Wie sich die Erwartungen des Gehirns auf das Lernen auswirken
Wenn wir etwas Neues lernen, macht unser Gehirn ständig Vorhersagen über unsere Umwelt und registriert dann, ob diese Annahmen wahr sind.
Eine neue Studie hat herausgefunden, dass unsere Erwartungen während dieser Vorhersagen die Aktivität verschiedener Hirnnetzwerke beeinflussen.
Neurowissenschaftler an der Ruhr-Universität Bochum in Deutschland berichteten kürzlich in zwei Artikeln in den Fachzeitschriften über ihre Ergebnisse Zerebraler Kortex und Journal of Neuroscience.
Die Neurowissenschaftler sagen, sie hätten zwei Schlüsselregionen im Gehirn identifiziert, die an diesem Prozess beteiligt sind. Der Thalamus spielt eine zentrale Rolle bei der Entscheidungsfindung. Die Inselrinde hingegen ist besonders aktiv, wenn klar ist, ob die richtige oder die falsche Entscheidung getroffen wurde.
„Die Erwartung während des Lernens reguliert dann spezifische Zusammenhänge im Gehirn und damit die Vorhersage für eine lernrelevante sensorische Wahrnehmung“, sagte Associate Professor Dr. Burkhard Pleger von der Neurologischen Klinik des Berufsgenossenschaftlichen Universitätsklinikums Bergmannsheil.
Für ihre Studie verwendeten die Forscher eine Lernaufgabe, die sich auf den Entscheidungsprozess bei der Wahrnehmung von Hautkontakt im Gehirn konzentriert.
"Es ist, als würde man ein Computer-Strategiespiel mit einem Gamepad lernen, das bestimmten Fingern sensorisches Feedback zu bestimmten Reizen gibt", erklärte Pleger. "Der Punkt ist, dass ein bestimmter Berührungsreiz zum Erfolg führt und dass dies von Stimulation zu Stimulation gelernt werden muss."
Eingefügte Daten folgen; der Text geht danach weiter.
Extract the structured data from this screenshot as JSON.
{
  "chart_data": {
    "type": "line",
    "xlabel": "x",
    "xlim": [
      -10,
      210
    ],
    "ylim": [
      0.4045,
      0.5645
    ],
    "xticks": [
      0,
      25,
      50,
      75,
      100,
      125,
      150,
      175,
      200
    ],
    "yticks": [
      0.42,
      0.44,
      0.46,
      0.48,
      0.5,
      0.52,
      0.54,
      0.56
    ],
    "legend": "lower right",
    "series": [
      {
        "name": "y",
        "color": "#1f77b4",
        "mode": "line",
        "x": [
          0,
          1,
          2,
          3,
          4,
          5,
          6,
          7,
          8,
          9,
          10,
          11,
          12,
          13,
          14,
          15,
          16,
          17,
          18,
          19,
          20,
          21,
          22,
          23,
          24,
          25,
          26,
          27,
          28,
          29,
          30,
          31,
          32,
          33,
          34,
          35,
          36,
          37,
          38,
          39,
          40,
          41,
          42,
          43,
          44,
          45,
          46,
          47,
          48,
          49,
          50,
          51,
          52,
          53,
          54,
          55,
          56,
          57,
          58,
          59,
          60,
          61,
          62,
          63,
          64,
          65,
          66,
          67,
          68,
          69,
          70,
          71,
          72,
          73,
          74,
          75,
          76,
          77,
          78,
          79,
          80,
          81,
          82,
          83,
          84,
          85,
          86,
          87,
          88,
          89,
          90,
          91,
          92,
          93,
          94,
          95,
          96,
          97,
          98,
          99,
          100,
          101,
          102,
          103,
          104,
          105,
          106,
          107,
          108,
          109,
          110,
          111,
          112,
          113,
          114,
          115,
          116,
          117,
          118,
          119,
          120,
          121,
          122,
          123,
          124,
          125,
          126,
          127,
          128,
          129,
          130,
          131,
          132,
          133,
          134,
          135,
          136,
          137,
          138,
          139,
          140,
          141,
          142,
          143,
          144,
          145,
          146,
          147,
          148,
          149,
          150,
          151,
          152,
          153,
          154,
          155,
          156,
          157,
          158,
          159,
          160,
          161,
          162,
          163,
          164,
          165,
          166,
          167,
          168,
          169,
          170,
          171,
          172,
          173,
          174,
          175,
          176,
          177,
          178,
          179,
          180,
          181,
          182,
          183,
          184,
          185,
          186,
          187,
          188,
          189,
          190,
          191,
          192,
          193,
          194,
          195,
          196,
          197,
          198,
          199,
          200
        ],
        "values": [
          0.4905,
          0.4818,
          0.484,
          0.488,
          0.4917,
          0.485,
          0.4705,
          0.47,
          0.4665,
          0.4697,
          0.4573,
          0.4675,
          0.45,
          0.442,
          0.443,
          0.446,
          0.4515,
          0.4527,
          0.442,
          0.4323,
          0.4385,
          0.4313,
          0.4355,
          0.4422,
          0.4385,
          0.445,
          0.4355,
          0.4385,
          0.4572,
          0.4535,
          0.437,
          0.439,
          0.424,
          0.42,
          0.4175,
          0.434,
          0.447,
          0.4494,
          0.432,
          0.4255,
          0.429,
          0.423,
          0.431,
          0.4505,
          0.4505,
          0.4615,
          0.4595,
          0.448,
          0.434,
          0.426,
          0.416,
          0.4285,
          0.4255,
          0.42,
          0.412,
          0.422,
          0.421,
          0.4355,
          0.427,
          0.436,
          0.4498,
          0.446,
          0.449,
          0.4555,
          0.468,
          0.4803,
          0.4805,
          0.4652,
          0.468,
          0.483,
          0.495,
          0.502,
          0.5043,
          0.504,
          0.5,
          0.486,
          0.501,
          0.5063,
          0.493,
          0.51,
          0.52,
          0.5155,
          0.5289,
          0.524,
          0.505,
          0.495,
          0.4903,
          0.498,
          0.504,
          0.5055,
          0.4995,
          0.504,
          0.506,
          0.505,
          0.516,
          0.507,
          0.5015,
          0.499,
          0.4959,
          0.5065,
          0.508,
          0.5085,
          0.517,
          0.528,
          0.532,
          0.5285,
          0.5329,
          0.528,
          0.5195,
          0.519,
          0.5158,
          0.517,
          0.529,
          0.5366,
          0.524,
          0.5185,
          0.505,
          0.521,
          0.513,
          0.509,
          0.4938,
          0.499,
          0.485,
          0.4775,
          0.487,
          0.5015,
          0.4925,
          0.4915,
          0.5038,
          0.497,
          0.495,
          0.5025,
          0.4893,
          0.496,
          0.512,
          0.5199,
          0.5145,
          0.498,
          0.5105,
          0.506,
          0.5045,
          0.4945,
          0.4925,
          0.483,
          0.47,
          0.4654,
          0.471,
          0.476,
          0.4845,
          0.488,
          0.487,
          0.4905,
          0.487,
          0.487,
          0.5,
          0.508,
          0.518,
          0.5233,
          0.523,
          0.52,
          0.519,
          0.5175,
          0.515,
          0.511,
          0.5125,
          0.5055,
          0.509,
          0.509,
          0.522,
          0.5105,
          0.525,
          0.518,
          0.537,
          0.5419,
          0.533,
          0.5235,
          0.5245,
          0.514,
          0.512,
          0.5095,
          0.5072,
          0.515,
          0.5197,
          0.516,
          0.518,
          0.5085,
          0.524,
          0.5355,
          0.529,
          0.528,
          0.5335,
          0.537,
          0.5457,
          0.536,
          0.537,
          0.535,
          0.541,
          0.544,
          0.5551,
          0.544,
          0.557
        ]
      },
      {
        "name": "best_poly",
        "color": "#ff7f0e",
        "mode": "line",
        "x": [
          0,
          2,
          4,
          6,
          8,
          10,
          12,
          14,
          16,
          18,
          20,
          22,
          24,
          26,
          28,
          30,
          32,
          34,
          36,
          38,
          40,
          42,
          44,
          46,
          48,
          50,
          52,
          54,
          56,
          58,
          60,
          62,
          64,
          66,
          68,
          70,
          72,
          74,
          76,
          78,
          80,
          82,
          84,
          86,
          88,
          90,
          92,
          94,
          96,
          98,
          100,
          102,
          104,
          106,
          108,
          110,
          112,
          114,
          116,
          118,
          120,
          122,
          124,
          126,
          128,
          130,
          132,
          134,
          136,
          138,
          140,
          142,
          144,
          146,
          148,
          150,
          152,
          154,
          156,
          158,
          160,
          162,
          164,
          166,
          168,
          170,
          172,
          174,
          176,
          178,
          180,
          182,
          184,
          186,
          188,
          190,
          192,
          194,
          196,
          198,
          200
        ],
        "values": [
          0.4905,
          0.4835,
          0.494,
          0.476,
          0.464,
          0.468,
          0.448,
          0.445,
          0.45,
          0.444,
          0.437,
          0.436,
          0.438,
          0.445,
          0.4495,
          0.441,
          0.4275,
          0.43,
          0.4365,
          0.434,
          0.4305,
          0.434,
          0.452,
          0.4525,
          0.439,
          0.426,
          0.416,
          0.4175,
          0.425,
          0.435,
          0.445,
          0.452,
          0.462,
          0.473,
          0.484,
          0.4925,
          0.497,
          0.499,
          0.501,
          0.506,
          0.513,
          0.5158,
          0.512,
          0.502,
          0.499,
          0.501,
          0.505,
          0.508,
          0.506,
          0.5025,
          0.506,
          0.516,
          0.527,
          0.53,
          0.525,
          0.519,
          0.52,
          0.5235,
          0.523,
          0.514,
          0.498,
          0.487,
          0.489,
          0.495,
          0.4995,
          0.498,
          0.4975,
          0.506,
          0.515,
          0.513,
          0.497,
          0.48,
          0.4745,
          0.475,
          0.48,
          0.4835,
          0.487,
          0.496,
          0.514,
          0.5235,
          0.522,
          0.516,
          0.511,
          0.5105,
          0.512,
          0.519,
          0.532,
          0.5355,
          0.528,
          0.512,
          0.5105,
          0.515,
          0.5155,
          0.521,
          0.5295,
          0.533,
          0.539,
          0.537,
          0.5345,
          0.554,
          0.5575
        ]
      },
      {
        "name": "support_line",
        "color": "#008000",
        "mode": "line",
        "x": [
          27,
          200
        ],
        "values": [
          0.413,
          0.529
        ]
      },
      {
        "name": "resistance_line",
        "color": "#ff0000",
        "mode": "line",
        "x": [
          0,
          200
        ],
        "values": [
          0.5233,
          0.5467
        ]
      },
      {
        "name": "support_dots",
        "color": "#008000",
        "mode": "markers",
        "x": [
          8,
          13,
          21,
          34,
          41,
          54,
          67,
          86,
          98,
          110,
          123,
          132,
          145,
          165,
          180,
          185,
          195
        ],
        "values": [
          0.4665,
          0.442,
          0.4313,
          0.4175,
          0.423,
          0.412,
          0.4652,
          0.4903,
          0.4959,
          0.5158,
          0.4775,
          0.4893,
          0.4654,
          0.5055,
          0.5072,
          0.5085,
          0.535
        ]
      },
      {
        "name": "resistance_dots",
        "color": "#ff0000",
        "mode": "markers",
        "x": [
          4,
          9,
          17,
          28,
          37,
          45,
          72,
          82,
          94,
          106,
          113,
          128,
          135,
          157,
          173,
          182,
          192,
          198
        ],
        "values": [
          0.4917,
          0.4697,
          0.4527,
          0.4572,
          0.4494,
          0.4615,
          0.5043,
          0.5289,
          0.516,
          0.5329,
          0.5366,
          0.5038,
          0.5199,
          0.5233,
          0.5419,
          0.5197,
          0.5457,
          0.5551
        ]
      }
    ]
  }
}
Für das Experiment erhielten 28 Teilnehmer in jedem Versuchslauf entweder den taktilen Reiz A oder B am Zeigefinger. Auf Knopfdruck mussten sie dann vorhersagen, ob der nachfolgende taktile Reiz der gleiche sein würde oder nicht. Die Wahrscheinlichkeit von A und B änderte sich ständig, was der Teilnehmer von Vorhersage zu Vorhersage lernen musste, sagten die Forscher.
Während des Tests wurde die Gehirnaktivität der Teilnehmer mithilfe der funktionellen Magnetresonanztomographie (fMRT) untersucht. Die Forscher zeigten sich besonders an den Probeläufen interessiert, bei denen die Teilnehmer ihre Entscheidungsstrategie änderten. Anschließend stellten sie die Frage, inwieweit die Änderung der Erwartungen die Gehirnaktivität beeinflusste.
Für die Forscher stachen zwei Hirnregionen heraus: der Thalamus und der Inselkortex.
Der Thalamus verarbeitet Informationen, die aus den Sinnesorganen oder anderen Bereichen des Gehirns stammen, und gibt sie an das Großhirn weiter. Laut den Neurowissenschaftlern wird es auch das Tor zum Bewusstsein genannt.
Mithilfe von funktionellen Magnetresonanzbildern konnten die Forscher zeigen, dass unterschiedliche Gehirnverbindungen zwischen dem präfrontalen Kortex und dem Thalamus für die Aufrechterhaltung einer Lernstrategie oder die Änderung der Strategie verantwortlich sind.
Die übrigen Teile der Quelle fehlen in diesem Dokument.